Guns are omnipresent in Lebanon. Through its urban landscapes, the yellow streaks of Hezbollah’s gun-toting flags flutter in the wind. Beneath, children run up and down the side streets firing BBs from their latest purchase at the local corner shop. Hunting guns are advertised to streets on billboards and to living rooms on televisions. The policemen and soldiers manning checkpoints and keeping watch throughout Lebanon invariably have a rifle dangling by their side.

Coming from a country where guns only break through into the public consciousness via the medium of action films, this can all seem a little strange. But what can really astound the foreigner in Lebanon are all the badly kept secrets that are tucked away inside. Some hosts can be rather forthcoming, inviting you to check out the French sniper rifle taking pride of place on top of their wardrobe. Others take a bit of convincing before taking you up to see the Belgian heavy machine gun swaddled in a grubbied cloth in the attic.

I have even witnessed a fully stocked “secret room”, storing a collection large enough to arm a small militia. As I mentioned in my first post, I now know not to be alarmed when someone waves a pistol in your face. Nonetheless, as my attempts to teach an eight year old about gun safety are laughed down, I still find myself on the other side of quite a wide cultural gap.

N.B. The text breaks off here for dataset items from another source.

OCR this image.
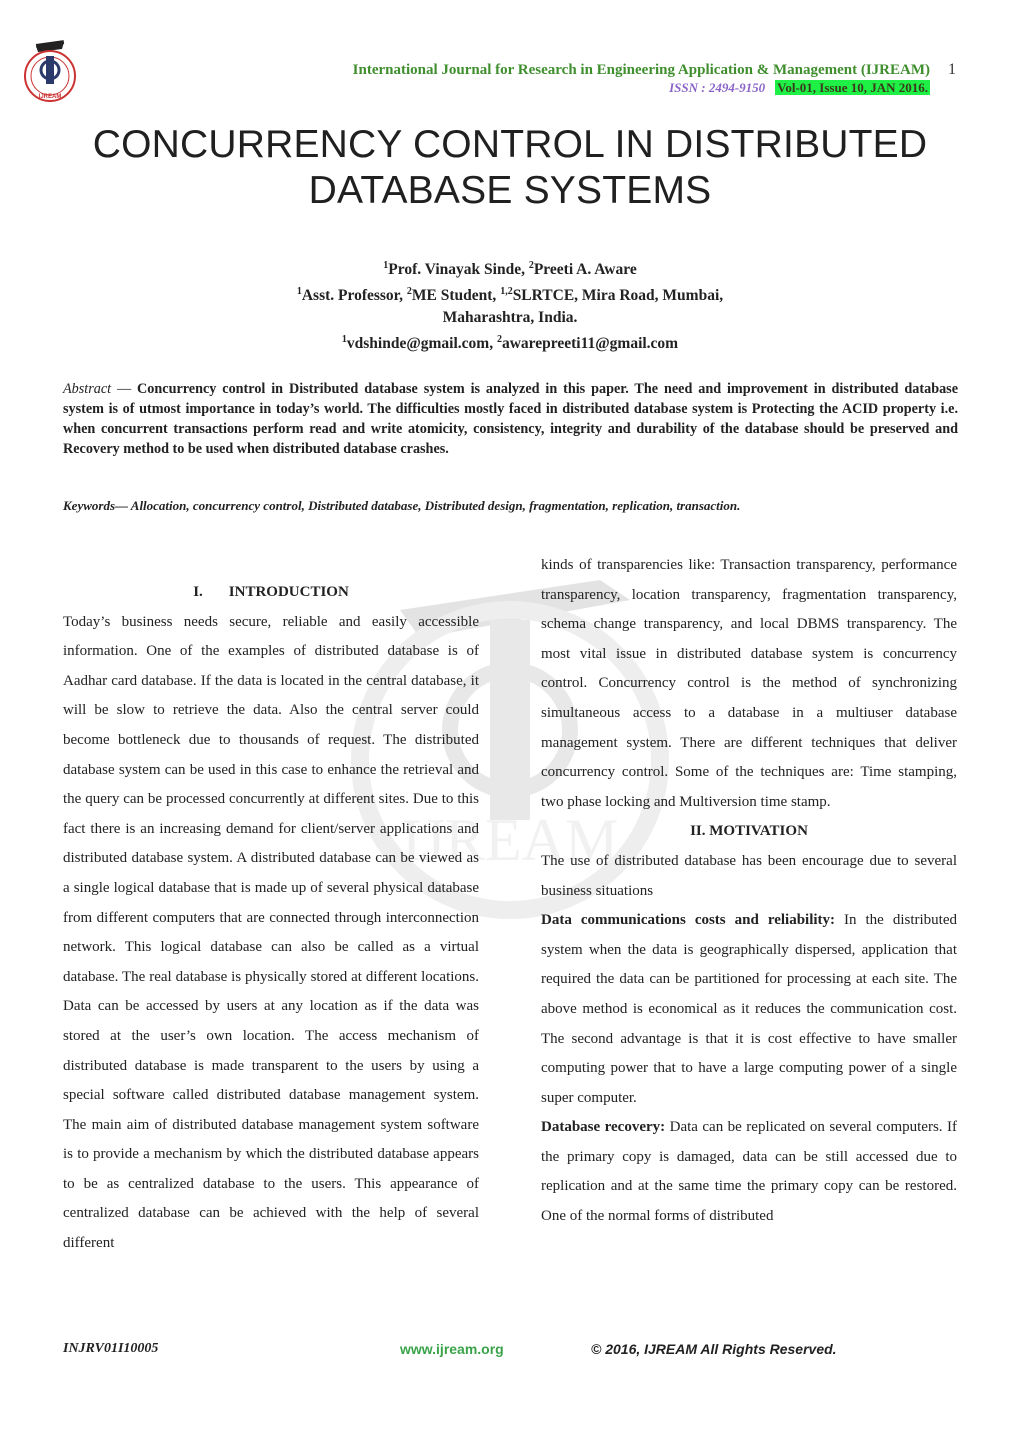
IJREAM
International Journal for Research in Engineering Application & Management (IJREAM) 1
ISSN : 2494-9150 Vol-01, Issue 10, JAN 2016.
CONCURRENCY CONTROL IN DISTRIBUTED
DATABASE SYSTEMS
$^1$Prof. Vinayak Sinde, $^2$Preeti A. Aware
$^1$Asst. Professor, $^2$ME Student, $^{1,2}$SLRTCE, Mira Road, Mumbai,
Maharashtra, India.
$^1$vdshinde@gmail.com, $^2$awarepreeti11@gmail.com
Abstract — Concurrency control in Distributed database system is analyzed in this paper. The need and improvement in distributed database system is of utmost importance in today’s world. The difficulties mostly faced in distributed database system is Protecting the ACID property i.e. when concurrent transactions perform read and write atomicity, consistency, integrity and durability of the database should be preserved and Recovery method to be used when distributed database crashes.
Keywords— Allocation, concurrency control, Distributed database, Distributed design, fragmentation, replication, transaction.
IJREAM
I. INTRODUCTION

Today’s business needs secure, reliable and easily accessible information. One of the examples of distributed database is of Aadhar card database. If the data is located in the central database, it will be slow to retrieve the data. Also the central server could become bottleneck due to thousands of request. The distributed database system can be used in this case to enhance the retrieval and the query can be processed concurrently at different sites. Due to this fact there is an increasing demand for client/server applications and distributed database system. A distributed database can be viewed as a single logical database that is made up of several physical database from different computers that are connected through interconnection network. This logical database can also be called as a virtual database. The real database is physically stored at different locations. Data can be accessed by users at any location as if the data was stored at the user’s own location. The access mechanism of distributed database is made transparent to the users by using a special software called distributed database management system. The main aim of distributed database management system software is to provide a mechanism by which the distributed database appears to be as centralized database to the users. This appearance of centralized database can be achieved with the help of several different

kinds of transparencies like: Transaction transparency, performance transparency, location transparency, fragmentation transparency, schema change transparency, and local DBMS transparency. The most vital issue in distributed database system is concurrency control. Concurrency control is the method of synchronizing simultaneous access to a database in a multiuser database management system. There are different techniques that deliver concurrency control. Some of the techniques are: Time stamping, two phase locking and Multiversion time stamp.

II. MOTIVATION

The use of distributed database has been encourage due to several business situations

Data communications costs and reliability: In the distributed system when the data is geographically dispersed, application that required the data can be partitioned for processing at each site. The above method is economical as it reduces the communication cost. The second advantage is that it is cost effective to have smaller computing power that to have a large computing power of a single super computer.

Database recovery: Data can be replicated on several computers. If the primary copy is damaged, data can be still accessed due to replication and at the same time the primary copy can be restored. One of the normal forms of distributed

INJRV01I10005	www.ijream.org	© 2016, IJREAM All Rights Reserved.
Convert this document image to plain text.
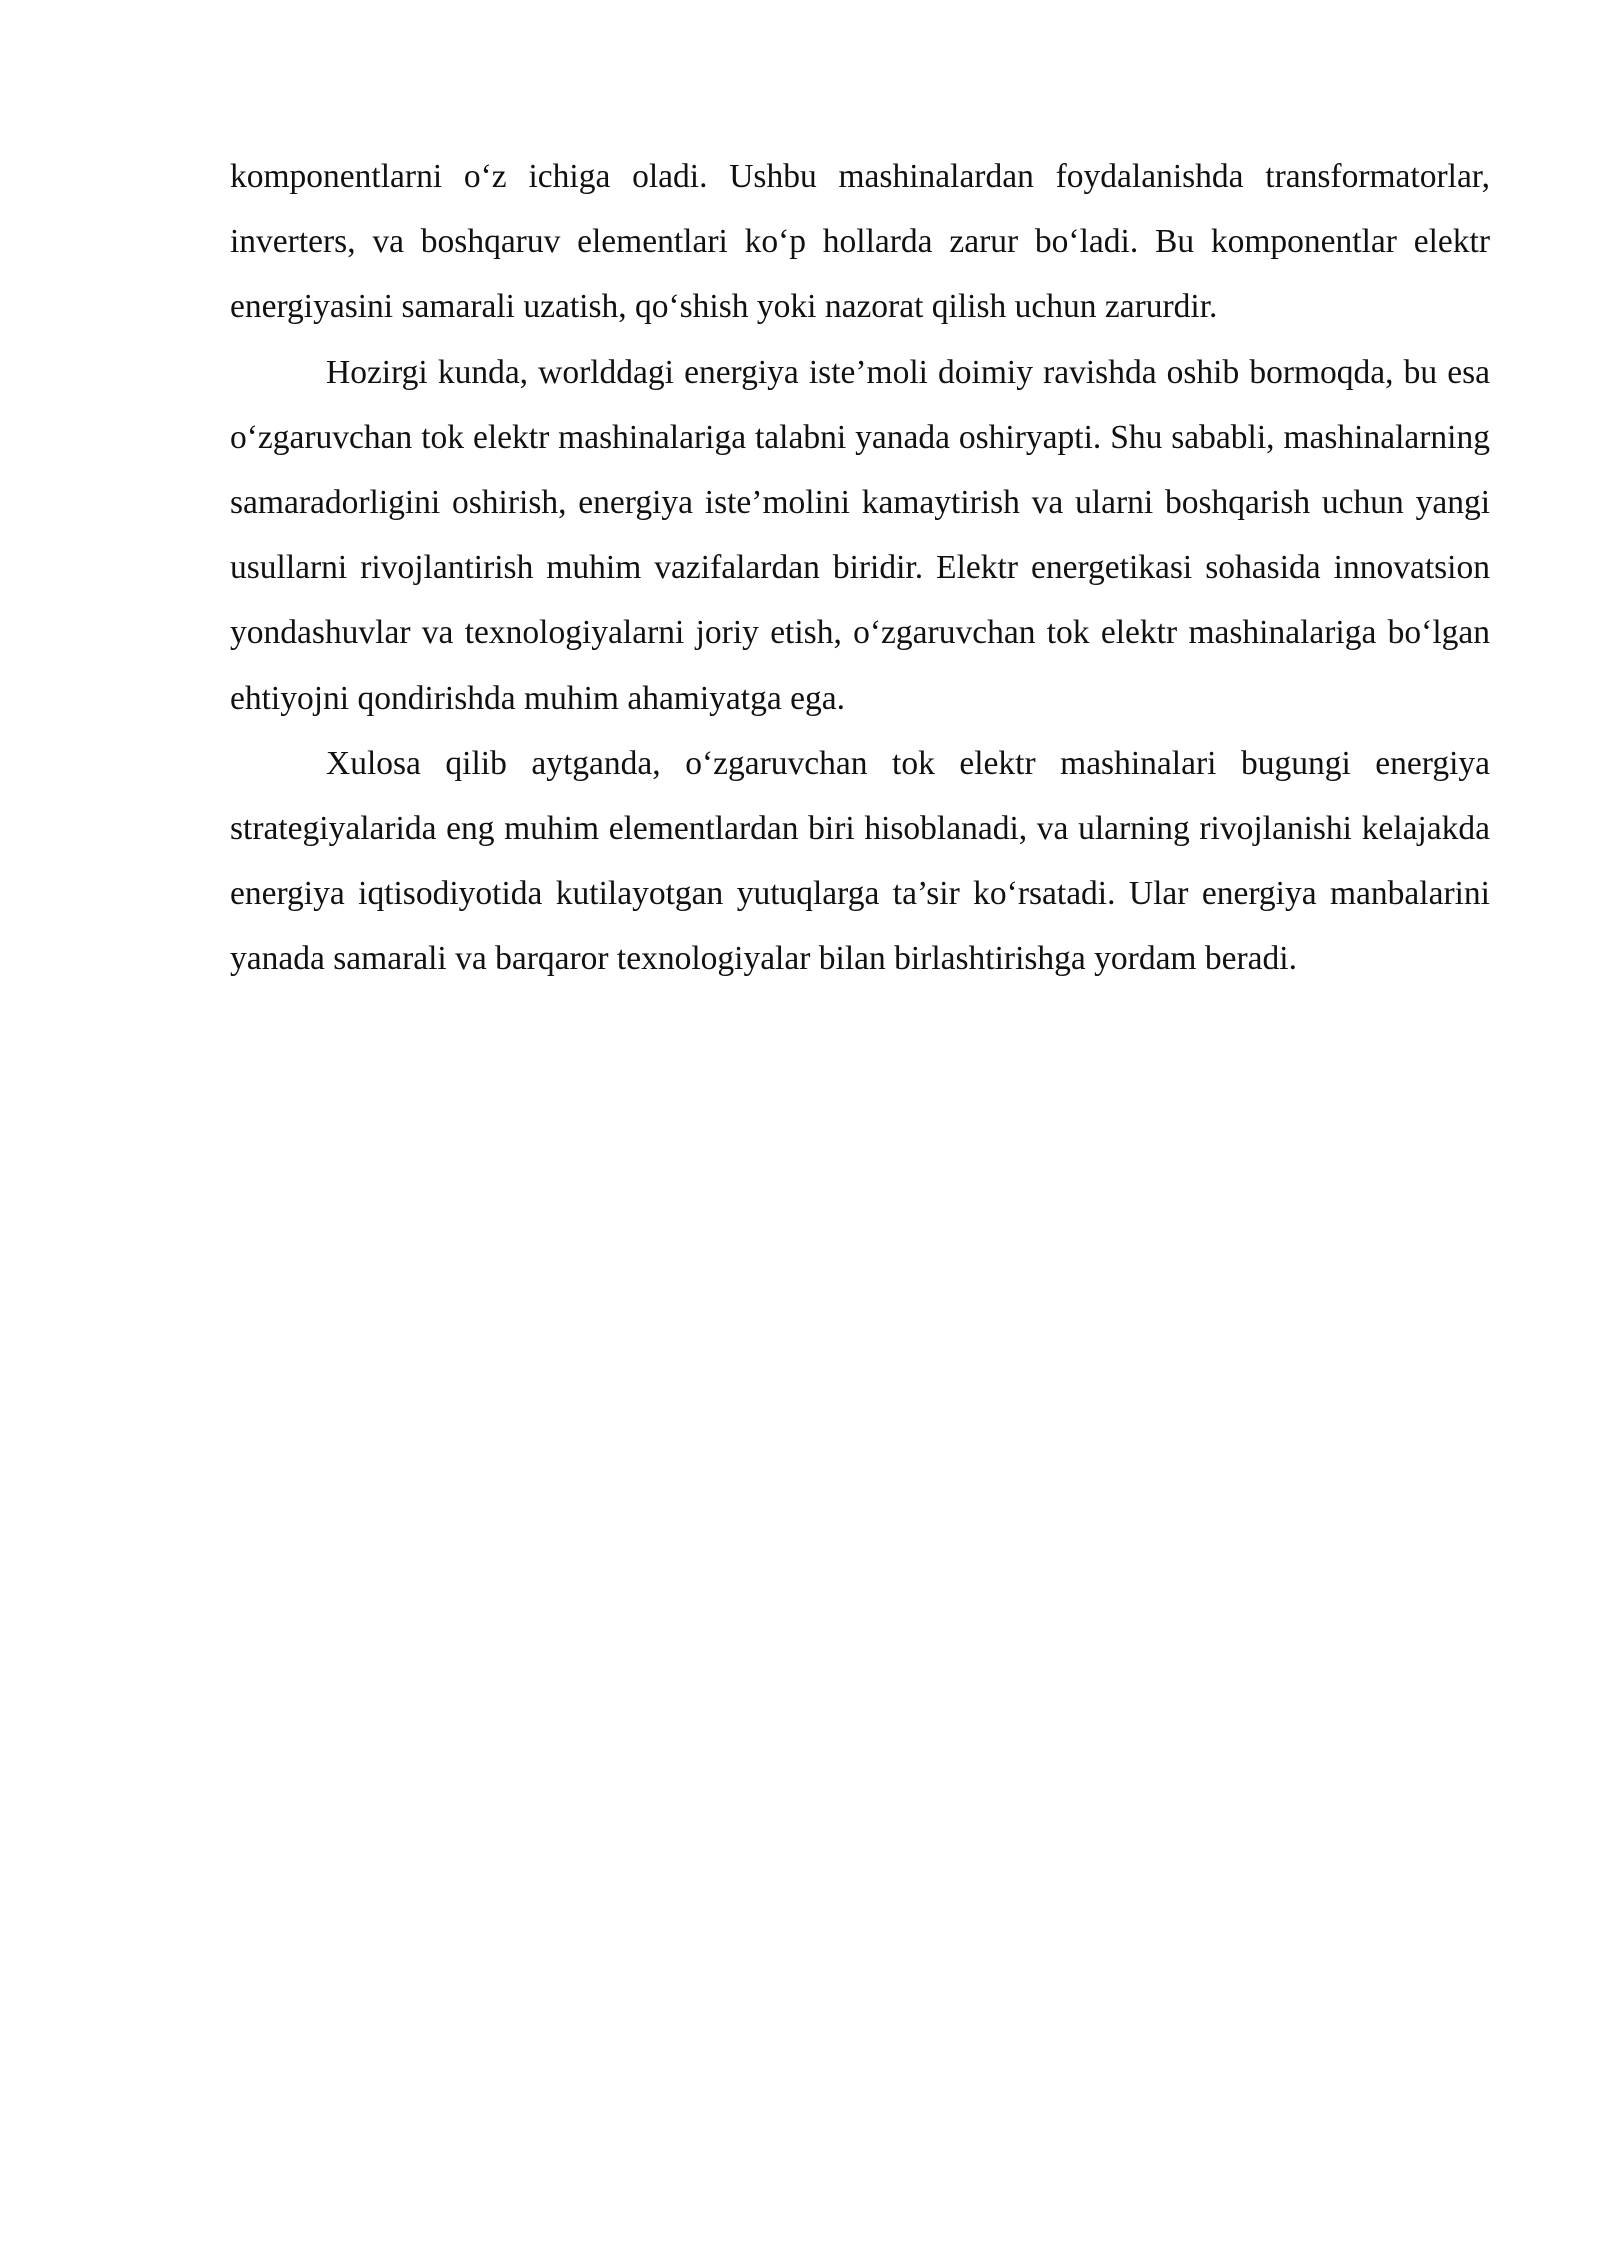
komponentlarni o‘z ichiga oladi. Ushbu mashinalardan foydalanishda transformatorlar, inverters, va boshqaruv elementlari ko‘p hollarda zarur bo‘ladi. Bu komponentlar elektr energiyasini samarali uzatish, qo‘shish yoki nazorat qilish uchun zarurdir.

Hozirgi kunda, worlddagi energiya iste’moli doimiy ravishda oshib bormoqda, bu esa o‘zgaruvchan tok elektr mashinalariga talabni yanada oshiryapti. Shu sababli, mashinalarning samaradorligini oshirish, energiya iste’molini kamaytirish va ularni boshqarish uchun yangi usullarni rivojlantirish muhim vazifalardan biridir. Elektr energetikasi sohasida innovatsion yondashuvlar va texnologiyalarni joriy etish, o‘zgaruvchan tok elektr mashinalariga bo‘lgan ehtiyojni qondirishda muhim ahamiyatga ega.

Xulosa qilib aytganda, o‘zgaruvchan tok elektr mashinalari bugungi energiya strategiyalarida eng muhim elementlardan biri hisoblanadi, va ularning rivojlanishi kelajakda energiya iqtisodiyotida kutilayotgan yutuqlarga ta’sir ko‘rsatadi. Ular energiya manbalarini yanada samarali va barqaror texnologiyalar bilan birlashtirishga yordam beradi.
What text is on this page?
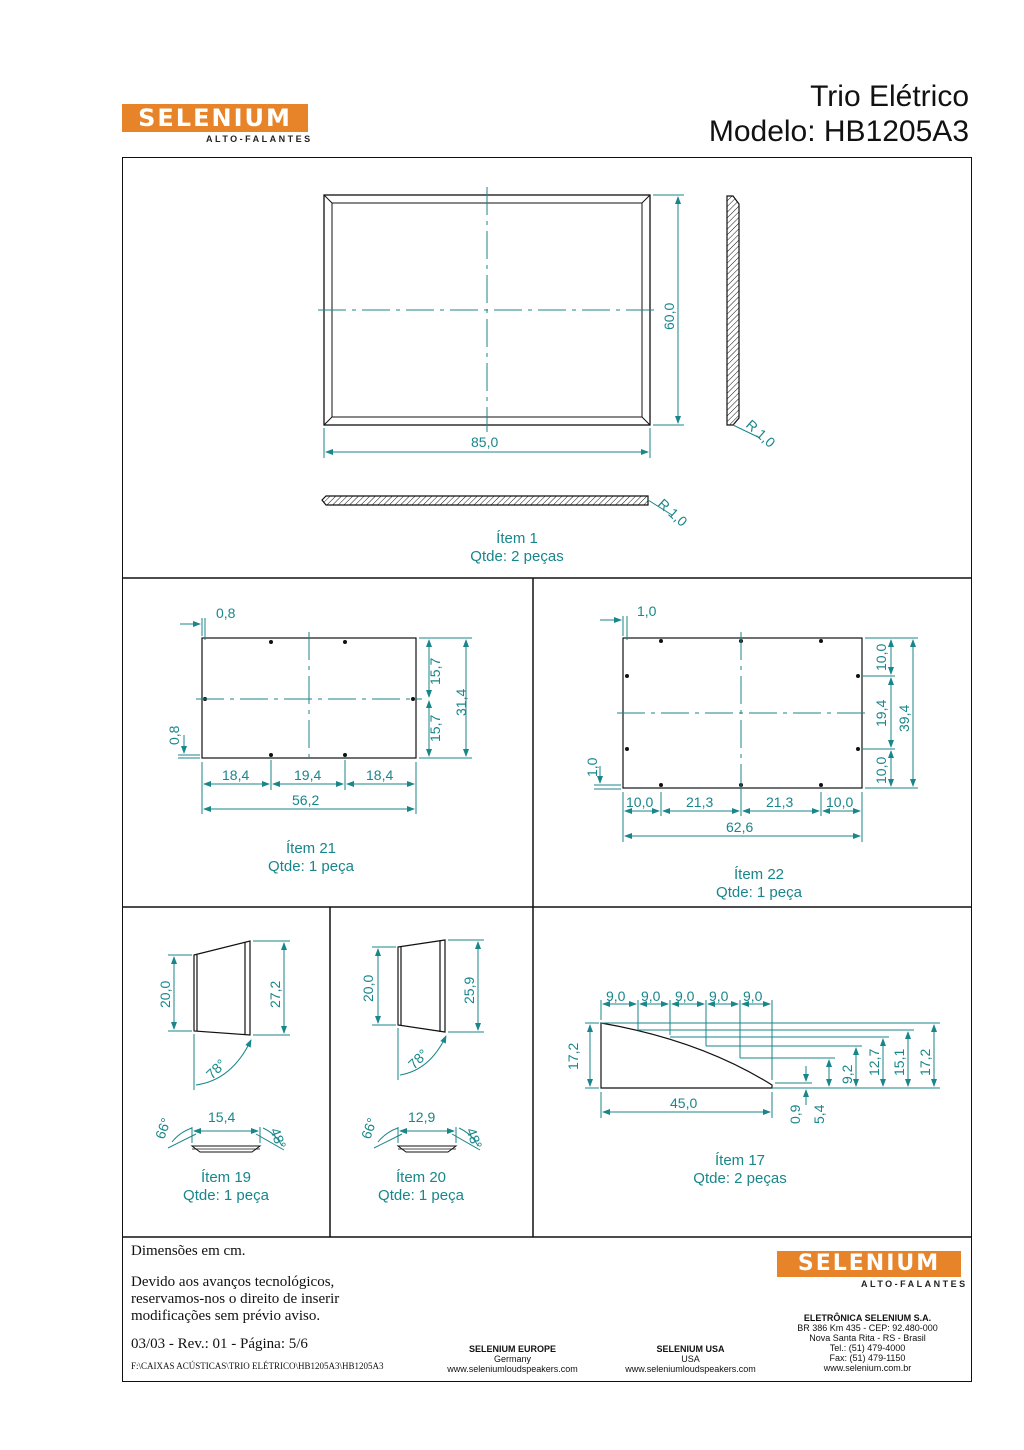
SELENIUM
ALTO-FALANTES
Trio Elétrico
Modelo: HB1205A3
85,0
60,0
R 1,0
R 1,0
0,8
0,8
15,7
15,7
31,4
18,4	19,4	18,4
56,2
1,0
1,0
10,0
19,4
10,0
39,4
10,0 21,3	21,3 10,0
62,6
20,0	27,2
78°
15,4
66°	48°
20,0	25,9
78°
12,9
66°	48°
9,0 9,0 9,0 9,0 9,0
17,2
45,0
0,9 5,4
9,2 12,7 15,1 17,2
Ítem 1
Qtde: 2 peças
Ítem 21
Qtde: 1 peça	Ítem 22
Qtde: 1 peça
Ítem 19
Qtde: 1 peça
Ítem 20
Qtde: 1 peça
Ítem 17
Qtde: 2 peças
Dimensões em cm.
Devido aos avanços tecnológicos,
reservamos-nos o direito de inserir
modificações sem prévio aviso.
03/03 - Rev.: 01 - Página: 5/6
F:\CAIXAS ACÚSTICAS\TRIO ELÉTRICO\HB1205A3\HB1205A3
SELENIUM EUROPE
Germany
www.seleniumloudspeakers.com
SELENIUM USA
USA
www.seleniumloudspeakers.com
SELENIUM
ALTO-FALANTES
ELETRÔNICA SELENIUM S.A.
BR 386 Km 435 - CEP: 92.480-000
Nova Santa Rita - RS - Brasil
Tel.: (51) 479-4000
Fax: (51) 479-1150
www.selenium.com.br
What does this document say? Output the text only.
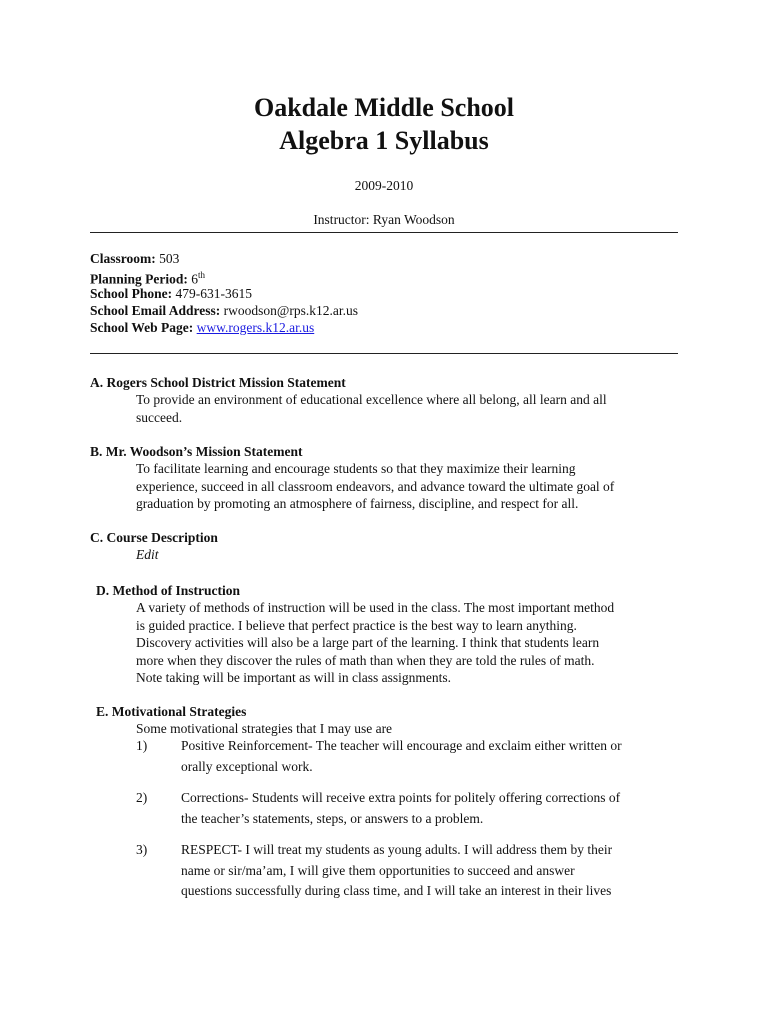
Oakdale Middle School
Algebra 1 Syllabus
2009-2010
Instructor: Ryan Woodson
Classroom: 503
Planning Period: 6th
School Phone: 479-631-3615
School Email Address: rwoodson@rps.k12.ar.us
School Web Page: www.rogers.k12.ar.us
A. Rogers School District Mission Statement

To provide an environment of educational excellence where all belong, all learn and all

succeed.

B. Mr. Woodson’s Mission Statement

To facilitate learning and encourage students so that they maximize their learning

experience, succeed in all classroom endeavors, and advance toward the ultimate goal of

graduation by promoting an atmosphere of fairness, discipline, and respect for all.

C. Course Description

Edit

D. Method of Instruction

A variety of methods of instruction will be used in the class. The most important method

is guided practice. I believe that perfect practice is the best way to learn anything.

Discovery activities will also be a large part of the learning. I think that students learn

more when they discover the rules of math than when they are told the rules of math.

Note taking will be important as will in class assignments.

E. Motivational Strategies

Some motivational strategies that I may use are

1)	Positive Reinforcement- The teacher will encourage and exclaim either written or

orally exceptional work.

2)	Corrections- Students will receive extra points for politely offering corrections of

the teacher’s statements, steps, or answers to a problem.

3)	RESPECT- I will treat my students as young adults. I will address them by their

name or sir/ma’am, I will give them opportunities to succeed and answer

questions successfully during class time, and I will take an interest in their lives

I can’t help but feel however that Lebanon has escaped some of the worst traits of a ‘failed state’. Counter-intuitively, there actually seems to be order despite an obvious disregard for the law. Constant fear of being mugged or stabbed doesn’t stalk you through the empty streets late at night as it might in many European cities; and while weapons are deeply ingrained in Lebanese culture, having your car stolen at gunpoint is still less a concern here than it is in, say, South Africa or Brazil. Societal pressures and restraint seem to keep rampant crime at bay – even though many areas are stricken by rampant poverty.

The social bonds inherent in the communities deprive youths of the anonymity that criminality ultimately thrives upon. I vividly remember a woman losing her temper upon discovering a young man had spoken “inappropriately” to her eight-year-old son, demanding to know the man’s family name from a witness so that she could take it up with them. By way of contrast, neither my parents nor I ever managed to track down the bloke who had called me a **** in a passing car in London.